Les kofun suggèrent une concentration des ressources
Les kofun de tout le Japon, dont le kofun Hodota Hachimanzuka, dans la préfecture de Gunma, ont servi de mesure de la « mobilisation des ressources » dans les sociétés anciennes. Le professeur associé Hayashi Watanabe, de l’université Seijo, a utilisé l’édition de mars 2025 de la base de données nationale des kofun de l’université pour femmes de Nara et estimé leur volume à partir de la longueur et de la hauteur des tumulus. L’échantillon comprend notamment 4 545 kofun en forme de trou de serrure et compare mathématiquement la capacité de mobilisation des groupes qui les ont construits entre le milieu du IIIe et le VIIe siècle.

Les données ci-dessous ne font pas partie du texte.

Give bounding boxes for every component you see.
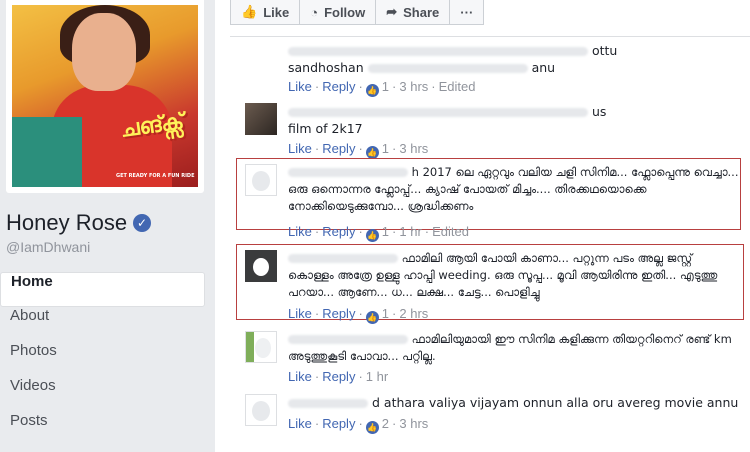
comment-meta: Like · Reply · 👍 1 · 3 hrs (288, 141, 429, 159)
comment-text: d athara valiya vijayam onnun alla oru a… (288, 394, 740, 411)
nav-home[interactable]: Home (0, 272, 205, 307)
like-count[interactable]: 1 (382, 141, 389, 156)
comment-like-link[interactable]: Like (288, 224, 312, 239)
left-column: ചങ്ക്സ് GET READY FOR A FUN RIDE Honey R… (0, 0, 210, 452)
follow-label: Follow (324, 4, 366, 20)
comment-text-fragment: us (591, 104, 607, 119)
comments-panel: 👍 Like ◔ Follow ➦ Share ··· ottu sandhos… (215, 0, 750, 452)
divider (230, 36, 750, 37)
page-nav: Home About Photos Videos Posts (0, 272, 205, 447)
comment-text: h 2017 ലെ ഏറ്റവും വലിയ ചളി സിനിമ... ഫ്ലോ… (288, 164, 740, 215)
more-dots-icon: ··· (460, 4, 474, 20)
share-button[interactable]: ➦ Share (376, 0, 451, 25)
commenter-name-fragment[interactable]: h (412, 165, 419, 179)
like-count-icon: 👍 (365, 84, 379, 97)
like-count[interactable]: 2 (382, 416, 389, 431)
comment: ഫാമിലിയുമായി ഈ സിനിമ കളിക്കുന്ന തിയറ്ററി… (245, 331, 740, 389)
nav-about[interactable]: About (0, 307, 205, 342)
comment: d athara valiya vijayam onnun alla oru a… (245, 394, 740, 444)
comment-body: film of 2k17 (288, 121, 363, 136)
comment-reply-link[interactable]: Reply (322, 306, 355, 321)
nav-posts[interactable]: Posts (0, 412, 205, 447)
nav-photos[interactable]: Photos (0, 342, 205, 377)
comment-text: ഫാമിലി ആയി പോയി കാണാ... പറ്റുന്ന പടം അല്… (288, 250, 740, 301)
profile-photo: ചങ്ക്സ് GET READY FOR A FUN RIDE (12, 5, 198, 187)
comment-body: sandhoshan (288, 60, 364, 75)
commenter-name-fragment[interactable]: d (372, 395, 380, 410)
like-count-icon: 👍 (365, 229, 379, 242)
verified-badge-icon: ✓ (133, 214, 152, 232)
comment-like-link[interactable]: Like (288, 306, 312, 321)
commenter-avatar[interactable] (245, 394, 277, 426)
follow-button[interactable]: ◔ Follow (300, 0, 377, 25)
comment-text: ഫാമിലിയുമായി ഈ സിനിമ കളിക്കുന്ന തിയറ്ററി… (288, 331, 740, 365)
like-count[interactable]: 1 (382, 79, 389, 94)
comment-body-tail: anu (531, 60, 556, 75)
comment-meta: Like · Reply · 👍 1 · 1 hr · Edited (288, 224, 469, 242)
like-count-icon: 👍 (365, 311, 379, 324)
like-count[interactable]: 1 (382, 224, 389, 239)
commenter-avatar[interactable] (245, 331, 277, 363)
page-name-text: Honey Rose (6, 210, 128, 235)
comment: ഫാമിലി ആയി പോയി കാണാ... പറ്റുന്ന പടം അല്… (245, 250, 740, 324)
comment-time[interactable]: 2 hrs (399, 306, 428, 321)
poster-title: ചങ്ക്സ് (118, 109, 186, 143)
comment-body: athara valiya vijayam onnun alla oru ave… (383, 395, 739, 410)
commenter-avatar[interactable] (245, 103, 277, 135)
rss-icon: ◔ (310, 4, 319, 20)
commenter-avatar[interactable] (245, 164, 277, 196)
comment-like-link[interactable]: Like (288, 416, 312, 431)
edited-label[interactable]: Edited (439, 79, 476, 94)
page-action-bar: 👍 Like ◔ Follow ➦ Share ··· (230, 0, 485, 25)
like-page-label: Like (263, 4, 290, 20)
comment-text-fragment: ottu (591, 43, 618, 58)
comment-meta: Like · Reply · 👍 1 · 3 hrs · Edited (288, 79, 476, 97)
comment-time[interactable]: 1 hr (399, 224, 421, 239)
more-options-button[interactable]: ··· (450, 0, 485, 25)
poster-tagline: GET READY FOR A FUN RIDE (116, 173, 195, 179)
comment-text: us film of 2k17 (288, 103, 740, 137)
comment-like-link[interactable]: Like (288, 369, 312, 384)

Les résultats montrent que plus les kofun en forme de trou de serrure sont grands et se situent au sommet du classement, plus leur nombre diminue rapidement : leur exposant cumulatif suit une loi de puissance proche de 1. Cette forme ressemble à la distribution des entreprises modernes, où les entreprises affichant un chiffre d’affaires élevé sont peu nombreuses et où une part importante des ressources se concentre au sommet. Les catégories intermédiaires se rapprochent d’une distribution log-normale, qui prend une forme en cloche lorsque les données sont logarithmées. Un schéma jusqu’ici observé dans des sociétés dotées d’archives administratives écrites, d’une économie monétaire et d’un système fiscal structurés apparaît donc aussi avant la stabilisation de ces institutions.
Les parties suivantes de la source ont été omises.